We all have them. Those poses that challenge our body, our breath, our emotions. For me, it is seated Gomukhasana (aka Cow Face pose). Depending on the day, I feel my outer hips burning, my emotions bubbling up and it takes all my will to relax and breathe into the pose without shouting, ‘somebody help me!’ But after years of practice, I have learned to use these moments as opportunities to sit with my own discomfort and not to run from it. Why? So that when difficult moments come up in life, I may have the strength and awareness to do the same. And like in life, there is a moment every time I enter an uncomfortable yoga pose where my inner critic says, you’re bad at this one! Or this is too hard, let’s do something more pleasurable! Or, what’s wrong with your body? And I have to gently say, hey, go easy… judgement will get us nowhere. And as I stay and breathe a little deeper, I can feel my body giving in.

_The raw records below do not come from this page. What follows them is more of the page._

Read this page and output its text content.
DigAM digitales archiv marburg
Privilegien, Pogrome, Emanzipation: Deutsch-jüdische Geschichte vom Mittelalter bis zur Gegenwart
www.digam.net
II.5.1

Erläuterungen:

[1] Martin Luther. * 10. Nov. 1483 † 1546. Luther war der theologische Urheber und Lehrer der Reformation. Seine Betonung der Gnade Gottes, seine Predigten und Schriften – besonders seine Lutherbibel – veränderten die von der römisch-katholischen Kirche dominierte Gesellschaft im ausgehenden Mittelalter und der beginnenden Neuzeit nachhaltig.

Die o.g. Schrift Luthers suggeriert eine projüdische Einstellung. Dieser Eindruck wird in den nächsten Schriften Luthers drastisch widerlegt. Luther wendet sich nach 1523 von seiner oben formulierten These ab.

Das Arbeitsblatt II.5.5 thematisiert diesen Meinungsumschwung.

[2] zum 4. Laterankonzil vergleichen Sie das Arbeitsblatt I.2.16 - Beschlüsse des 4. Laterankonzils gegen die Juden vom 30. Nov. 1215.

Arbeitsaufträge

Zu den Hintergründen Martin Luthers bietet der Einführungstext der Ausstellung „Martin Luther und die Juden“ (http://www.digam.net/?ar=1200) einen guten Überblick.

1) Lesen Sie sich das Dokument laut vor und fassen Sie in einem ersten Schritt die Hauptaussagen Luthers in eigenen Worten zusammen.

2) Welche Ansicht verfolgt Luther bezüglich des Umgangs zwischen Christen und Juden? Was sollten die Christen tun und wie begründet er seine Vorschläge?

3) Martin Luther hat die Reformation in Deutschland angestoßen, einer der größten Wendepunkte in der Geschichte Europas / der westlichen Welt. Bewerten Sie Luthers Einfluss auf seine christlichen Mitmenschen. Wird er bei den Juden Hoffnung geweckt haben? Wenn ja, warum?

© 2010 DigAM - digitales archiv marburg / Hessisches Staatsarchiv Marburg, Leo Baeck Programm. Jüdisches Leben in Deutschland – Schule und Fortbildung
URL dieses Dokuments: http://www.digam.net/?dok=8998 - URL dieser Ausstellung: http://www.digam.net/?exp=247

It may not get easy, but I’m able to find a quiet place from which I can sit and witness the stuff that comes up.


It is common for many of us to avoid dealing with difficult feelings such as anger, fear, shame and grief. We are living in a world of constant distractions and continual doing, so there is always something to draw our attention elsewhere. Feeling sad? Watch a funny movie. Feeling stressed? Have a drink. Feeling ashamed? Laugh it off. Feeling angry? Go to a kickboxing class. We all have tactics to avoid or avert our inner experience of emotions, but usually by doing so, we allow them to settle into our bodies, like tiny cuts that will not heal.


I remember when my mother was dying a few years ago, my sisters and I could not stop doing … We had not been in a house all together in years, and suddenly we were in my mother’s house, dealing with the fear and the grief of losing her. Each one of us had her own coping mechanism: cleaning, running, watching the news, endless lists and phone calls. But from time to time, the heaviness of the situation would catch up to one of us…the fatigue of carrying an unpacked bag of a lifetime of feelings would overwhelm us … and our grief would crack wide open. Once she was gone, and the house was sorted and cleaned out, and the memorial was over, there we were. And she was not. And the doing it stopped. And the being with it set in. And there was the grief we had all been trying so diligently to avoid, and it enveloped each one of us in a different way. The process of unravelling and unpacking all the complicated emotions that come with losing a parent was heart-wrenching and messy at times, and we are still not fully healed, but because of our journeys inward, we were able to compassionately hold each other in that space.


Right now, the whole world is in a state of discomfort. The grief, the frustration, the sadness, the anger, the fear… it is palpable. On any given day, we can feel so many things, not just for ourselves, but for our family and for humanity as a whole. One of my favorite author’s Mark Nepo invites us to think of humanity as a global body and each one of us is a cell in that body. So with that image in mind, by sitting in stillness and holding our own discomfort, we are doing the same for the world. So next time a difficult feeling comes up for you, hunker down in the middle of your inner mess and be with it. Breathe. And allow what comes up to move through you, like blood through your body, bathing your cells with life and your heart with grace.